Murphy also required the Trump administration to bring a Guatemalan man back to the U.S. from that country after the judge concluded the man was deported to Mexico in violation of the court’s order.
The administration asked the Supreme Court to intervene after the Boston-based 1st U.S. Circuit Court of Appeals on May 16 declined to put Murphy’s decision on hold, Reuters reported.
U.S. Solicitor General D. John Sauer argued that Judge Murphy’s ruling had blocked them from removing “some of the worst of the worst illegal aliens,” according to Fox News Digital.
Justice Sotomayor slammed her fellow justices for the reversal.
“Rather than allowing our lower court colleagues to manage this high-stakes litigation with the care and attention it plainly requires, this Court now intervenes to grant the Government emergency relief from an order it has repeatedly defied,” Justice Sotomayor said, as reported by Fox.
Trump officials told the Supreme Court that its third-country policy already complied with due process rights.

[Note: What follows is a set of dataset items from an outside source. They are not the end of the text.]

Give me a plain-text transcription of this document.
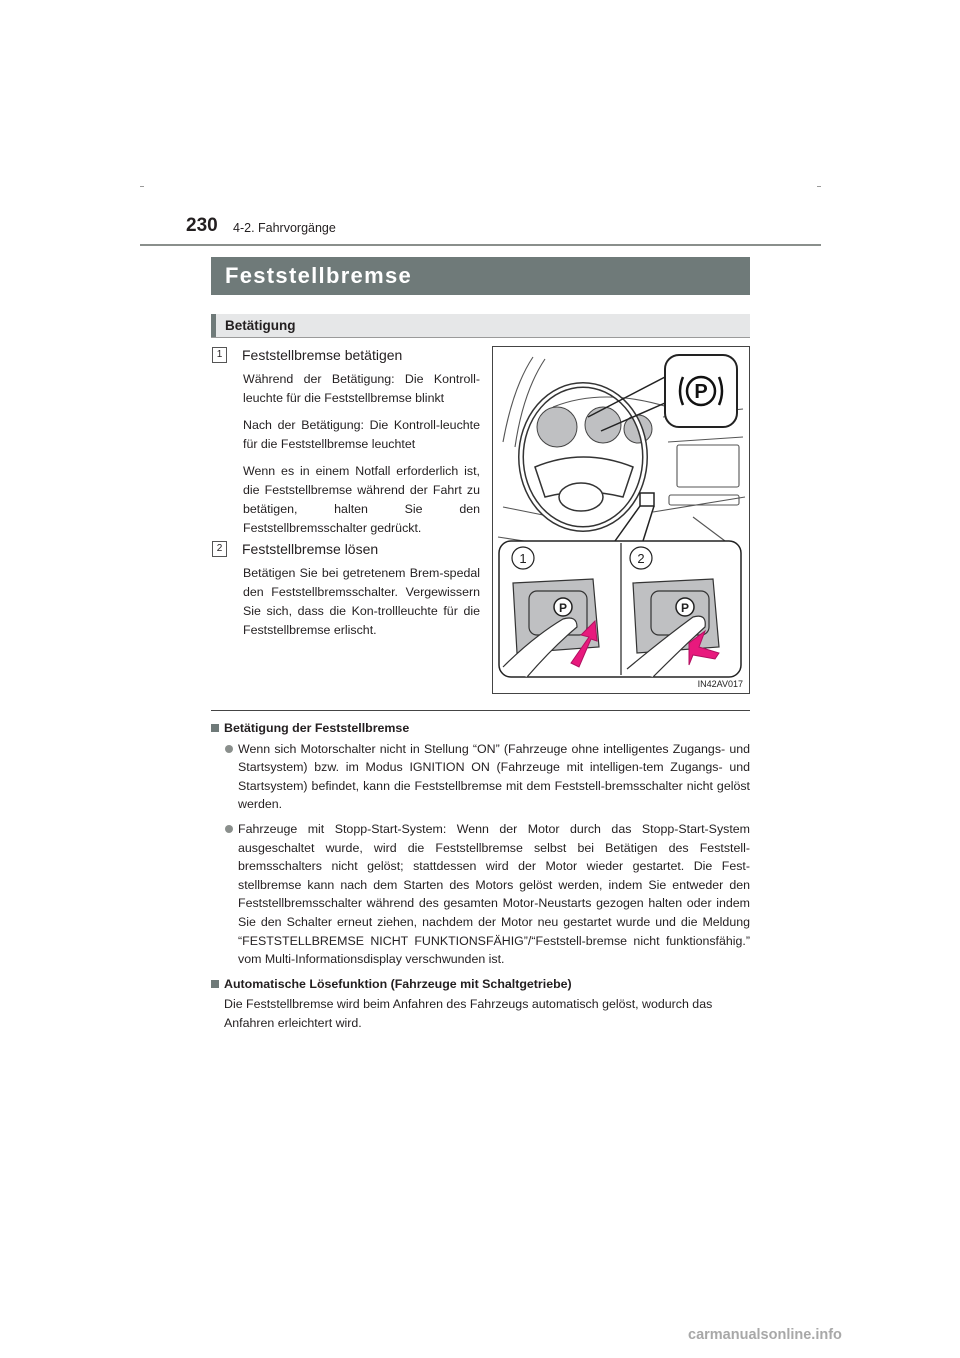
230 4-2. Fahrvorgänge
Feststellbremse
Betätigung
1	Feststellbremse betätigen

Während der Betätigung: Die Kontroll-leuchte für die Feststellbremse blinkt

Nach der Betätigung: Die Kontroll-leuchte für die Feststellbremse leuchtet

Wenn es in einem Notfall erforderlich ist, die Feststellbremse während der Fahrt zu betätigen, halten Sie den Feststellbremsschalter gedrückt.

2	Feststellbremse lösen

Betätigen Sie bei getretenem Brem-spedal den Feststellbremsschalter. Vergewissern Sie sich, dass die Kon-trollleuchte für die Feststellbremse erlischt.

P
1	2
P	P
IN42AV017

Betätigung der Feststellbremse

Wenn sich Motorschalter nicht in Stellung “ON” (Fahrzeuge ohne intelligentes Zugangs- und Startsystem) bzw. im Modus IGNITION ON (Fahrzeuge mit intelligen-tem Zugangs- und Startsystem) befindet, kann die Feststellbremse mit dem Feststell-bremsschalter nicht gelöst werden.

Fahrzeuge mit Stopp-Start-System: Wenn der Motor durch das Stopp-Start-System ausgeschaltet wurde, wird die Feststellbremse selbst bei Betätigen des Feststell-bremsschalters nicht gelöst; stattdessen wird der Motor wieder gestartet. Die Fest-stellbremse kann nach dem Starten des Motors gelöst werden, indem Sie entweder den Feststellbremsschalter während des gesamten Motor-Neustarts gezogen halten oder indem Sie den Schalter erneut ziehen, nachdem der Motor neu gestartet wurde und die Meldung “FESTSTELLBREMSE NICHT FUNKTIONSFÄHIG”/“Feststell-bremse nicht funktionsfähig.” vom Multi-Informationsdisplay verschwunden ist.

Automatische Lösefunktion (Fahrzeuge mit Schaltgetriebe)

Die Feststellbremse wird beim Anfahren des Fahrzeugs automatisch gelöst, wodurch das Anfahren erleichtert wird.

carmanualsonline.info
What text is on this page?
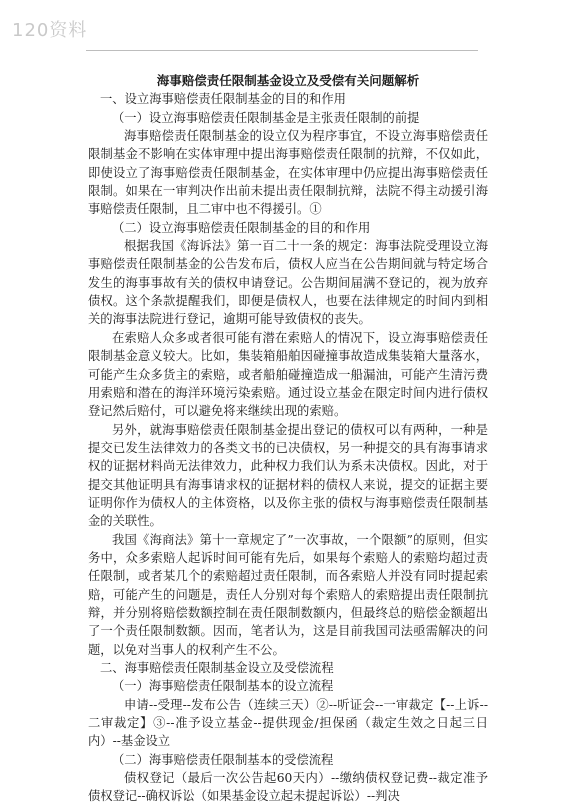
120资料

海事赔偿责任限制基金设立及受偿有关问题解析

一、设立海事赔偿责任限制基金的目的和作用

（一）设立海事赔偿责任限制基金是主张责任限制的前提

海事赔偿责任限制基金的设立仅为程序事宜，不设立海事赔偿责任限制基金不影响在实体审理中提出海事赔偿责任限制的抗辩，不仅如此，即使设立了海事赔偿责任限制基金，在实体审理中仍应提出海事赔偿责任限制。如果在一审判决作出前未提出责任限制抗辩，法院不得主动援引海事赔偿责任限制，且二审中也不得援引。①

（二）设立海事赔偿责任限制基金的目的和作用

根据我国《海诉法》第一百二十一条的规定：海事法院受理设立海事赔偿责任限制基金的公告发布后，债权人应当在公告期间就与特定场合发生的海事事故有关的债权申请登记。公告期间届满不登记的，视为放弃债权。这个条款提醒我们，即便是债权人，也要在法律规定的时间内到相关的海事法院进行登记，逾期可能导致债权的丧失。

在索赔人众多或者很可能有潜在索赔人的情况下，设立海事赔偿责任限制基金意义较大。比如，集装箱船舶因碰撞事故造成集装箱大量落水，可能产生众多货主的索赔，或者船舶碰撞造成一船漏油，可能产生清污费用索赔和潜在的海洋环境污染索赔。通过设立基金在限定时间内进行债权登记然后赔付，可以避免将来继续出现的索赔。

另外，就海事赔偿责任限制基金提出登记的债权可以有两种，一种是提交已发生法律效力的各类文书的已决债权，另一种提交的具有海事请求权的证据材料尚无法律效力，此种权力我们认为系未决债权。因此，对于提交其他证明具有海事请求权的证据材料的债权人来说，提交的证据主要证明你作为债权人的主体资格，以及你主张的债权与海事赔偿责任限制基金的关联性。

我国《海商法》第十一章规定了”一次事故，一个限额”的原则，但实务中，众多索赔人起诉时间可能有先后，如果每个索赔人的索赔均超过责任限制，或者某几个的索赔超过责任限制，而各索赔人并没有同时提起索赔，可能产生的问题是，责任人分别对每个索赔人的索赔提出责任限制抗辩，并分别将赔偿数额控制在责任限制数额内，但最终总的赔偿金额超出了一个责任限制数额。因而，笔者认为，这是目前我国司法亟需解决的问题，以免对当事人的权利产生不公。

二、海事赔偿责任限制基金设立及受偿流程

（一）海事赔偿责任限制基本的设立流程

申请--受理--发布公告（连续三天）②--听证会--一审裁定【--上诉--二审裁定】③--准予设立基金--提供现金/担保函（裁定生效之日起三日内）--基金设立

（二）海事赔偿责任限制基本的受偿流程

债权登记（最后一次公告起60天内）--缴纳债权登记费--裁定准予债权登记--确权诉讼（如果基金设立起未提起诉讼）--判决
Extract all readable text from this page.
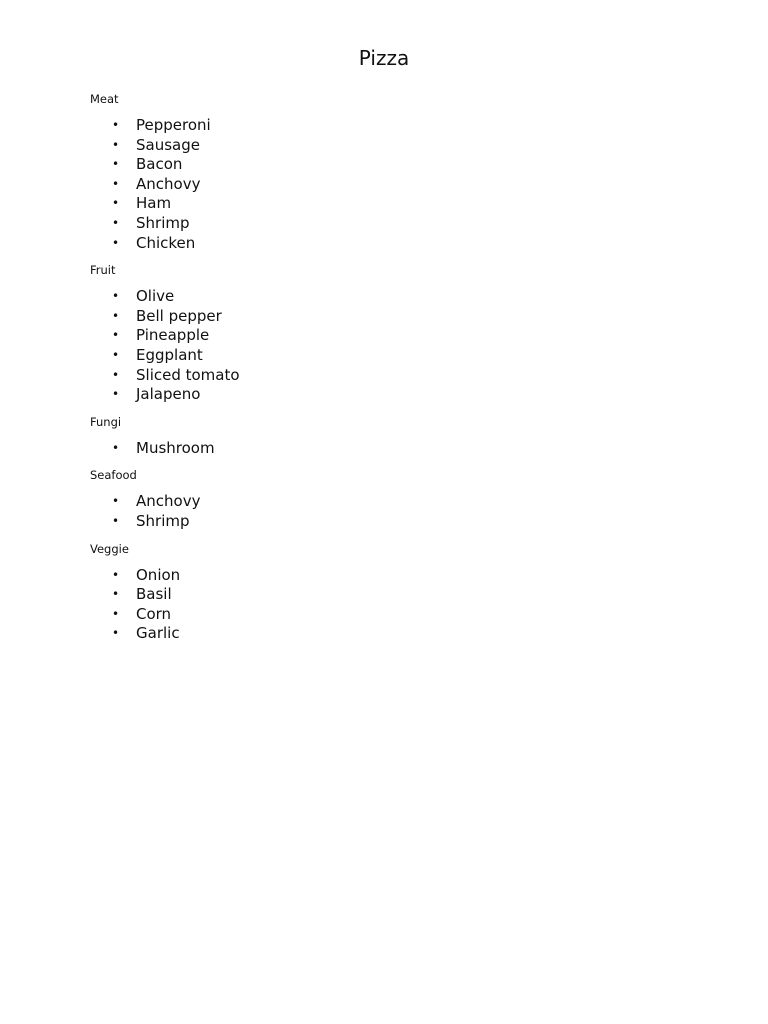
Pizza
Meat
• Pepperoni
• Sausage
• Bacon
• Anchovy
• Ham
• Shrimp
• Chicken
Fruit
• Olive
• Bell pepper
• Pineapple
• Eggplant
• Sliced tomato
• Jalapeno
Fungi
• Mushroom
Seafood
• Anchovy
• Shrimp
Veggie
• Onion
• Basil
• Corn
• Garlic
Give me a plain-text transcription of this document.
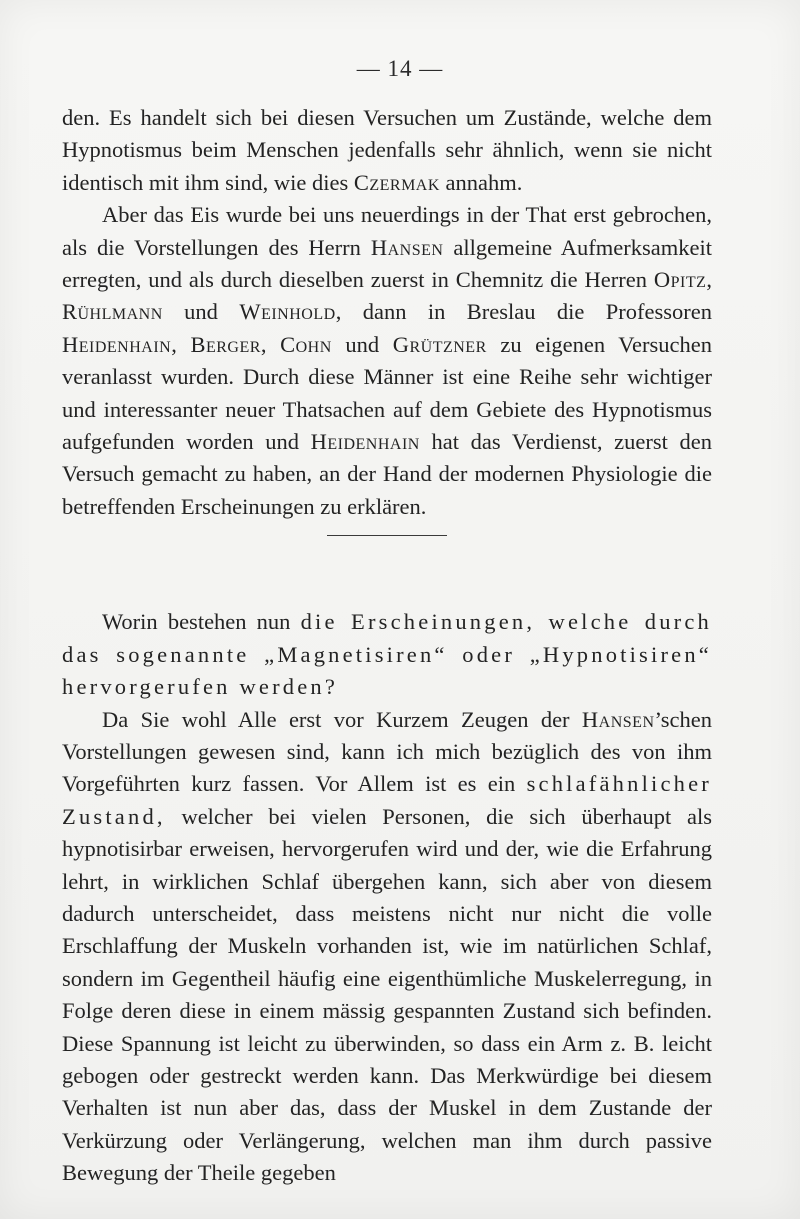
— 14 —

den. Es handelt sich bei diesen Versuchen um Zustände, welche dem Hypnotismus beim Menschen jedenfalls sehr ähnlich, wenn sie nicht identisch mit ihm sind, wie dies Czermak annahm.

Aber das Eis wurde bei uns neuerdings in der That erst gebrochen, als die Vorstellungen des Herrn Hansen allgemeine Aufmerksamkeit erregten, und als durch dieselben zuerst in Chemnitz die Herren Opitz, Rühlmann und Weinhold, dann in Breslau die Professoren Heidenhain, Berger, Cohn und Grützner zu eigenen Versuchen veranlasst wurden. Durch diese Männer ist eine Reihe sehr wichtiger und interessanter neuer Thatsachen auf dem Gebiete des Hypnotismus aufgefunden worden und Heidenhain hat das Verdienst, zuerst den Versuch gemacht zu haben, an der Hand der modernen Physiologie die betreffenden Erscheinungen zu erklären.

Worin bestehen nun die Erscheinungen, welche durch das sogenannte „Magnetisiren“ oder „Hypnotisiren“ hervorgerufen werden?

Da Sie wohl Alle erst vor Kurzem Zeugen der Hansen’schen Vorstellungen gewesen sind, kann ich mich bezüglich des von ihm Vorgeführten kurz fassen. Vor Allem ist es ein schlafähnlicher Zustand, welcher bei vielen Personen, die sich überhaupt als hypnotisirbar erweisen, hervorgerufen wird und der, wie die Erfahrung lehrt, in wirklichen Schlaf übergehen kann, sich aber von diesem dadurch unterscheidet, dass meistens nicht nur nicht die volle Erschlaffung der Muskeln vorhanden ist, wie im natürlichen Schlaf, sondern im Gegentheil häufig eine eigenthümliche Muskelerregung, in Folge deren diese in einem mässig gespannten Zustand sich befinden. Diese Spannung ist leicht zu überwinden, so dass ein Arm z. B. leicht gebogen oder gestreckt werden kann. Das Merkwürdige bei diesem Verhalten ist nun aber das, dass der Muskel in dem Zustande der Verkürzung oder Verlängerung, welchen man ihm durch passive Bewegung der Theile gegeben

They argue it is necessary for removing criminal illegal immigrants because their native countries are often unwilling to take them back.
The administration said that the deportees on the South Sudan flight had committed “heinous crimes” in the United States, including murder, arson and armed robbery.
Reuters previously reported that U.S. officials had been considering sending migrants to Libya, another politically unstable country.
Despite the ruling, Murphy and other judges could continue to block third-country deportations in individual cases, Politico reported. It could also trigger individual lawsuits from immigrants facing deportation, including more sweeping claims of “credible fear.”
Essentially, they could file suit to prevent deportation to countries they have no connections to but are known for violence, war and human rights violations. Under U.S. law and the United Nations Convention Against Torture, people cannot be deported to countries if they can show they are likely to face torture there.
This latest Supreme Court ruling is a reversal of previous decisions that did not side with the Trump administration. U.S. judges have repeatedly blocked the administration’s deportation efforts, ruling that the government has violated due process by failing to notify immigrants of their imminent removals.